The view that the human person is created in “the image of God” has played an important role in the Christian tradition, providing a foundational symbol for affirming the intrinsic dignity of the human person. The symbolic language of “image of God” is rooted, of course, in the first creation narrative of Genesis, where people and communities of faith are told explicitly that God creates the human person in God’s image (Genesis 1:27).

In the second creation narrative of Genesis, however, there exists an implicit imago Dei anthropology. Rather than making the outright claim that the human person is created in the image of God, the author of the second creation narrative suggests this idea through allusion. This deserves careful consideration. The key to interpreting the allusive language at work here lies in verse 2:15. In this verse, God calls the human person to “cultivate and care” or (acknowledging an alternative translation of the Hebrew) to “serve and keep” the garden.
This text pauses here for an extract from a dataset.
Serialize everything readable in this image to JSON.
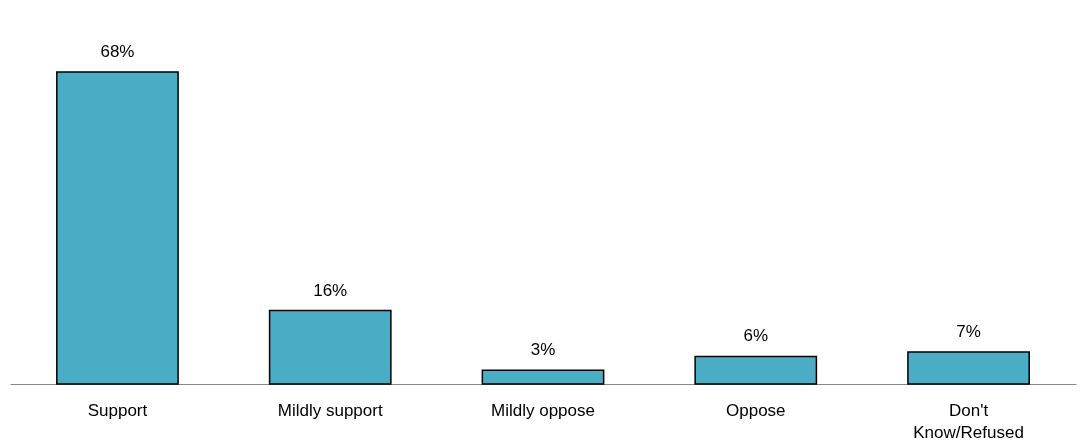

Here, God gives the human person the symbolic vocation of “gardener” — calling the person to care for the soil and all that comes from the soil. What is particularly striking about this call is that in the preceding verses of this narrative, God is depicted as the gardener. The Lord God plants the garden in Eden and makes the nourishing and beautiful trees of the garden grow (2:8-9). God also forms the living creatures of Eden (including the human) out of the garden’s life-giving soil. Thus, in the second creation story, it is precisely in serving and caring for “the garden of the world” that the human comes to most fully inhabit the image of God the Gardener. Indeed, in this narrative, one finds that love of God is expressed through the closely linked loves of neighbor and earth.

The sensibilities of the second creation narrative of Genesis are captured beautifully in Michael Cook’s painting “Night Prayer.” There, “the human one” lies at rest upon the fertile soil from which God had formed Adam. The folds of the clothes and body mimic the folds of the earth itself, subtly emphasizing the closeness of the human to the earth. In repose, the person’s arms encircle a shoot of vegetation emerging from the earth as a parent would cradle a newborn child. The image conveys a deep sense of intimacy between the human and creation.

In this narrative, one finds that love of God is expressed through the closely linked loves of neighbor and earth.”

To be clear, with my interpretation of Genesis 2, I am not suggesting that the vocation of gardener ought to be taken in a literalist sense. I do not maintain that the symbol of gardener needs to be strictly identified with an agrarian lifestyle. Rather, the symbol points to an existential posture, one of service and care for creation. Thus, it is possible for an engineer who uses her knowledge in prudence and love to participate in the work of the gardener. Likewise, it is possible that a farmer, utilizing destructive farming methods, may fail to respond properly to God’s call. Given this, the work of gardener requires careful discernment. This is especially true in a world in which the globalized economy and cultures of consumerism tend to drive all forms of praxis toward ambiguous, if not outrightly destructive, outcomes. Given this, the call to the gardner’s work — the invitation to inhabit the image of God more deeply — is also always a call to conversion. Amid the current ecological and social emergencies, this call is particularly pressing.

Editor’s note: Daniel P. Castillo, Ph.D., is director of the Masters of Theological Studies Program at Loyola University Maryland. His research interests include liberation theology and environmental ethics. In 2019, he published “An Ecological Theology of Liberation: Salvation and Political Ecology.”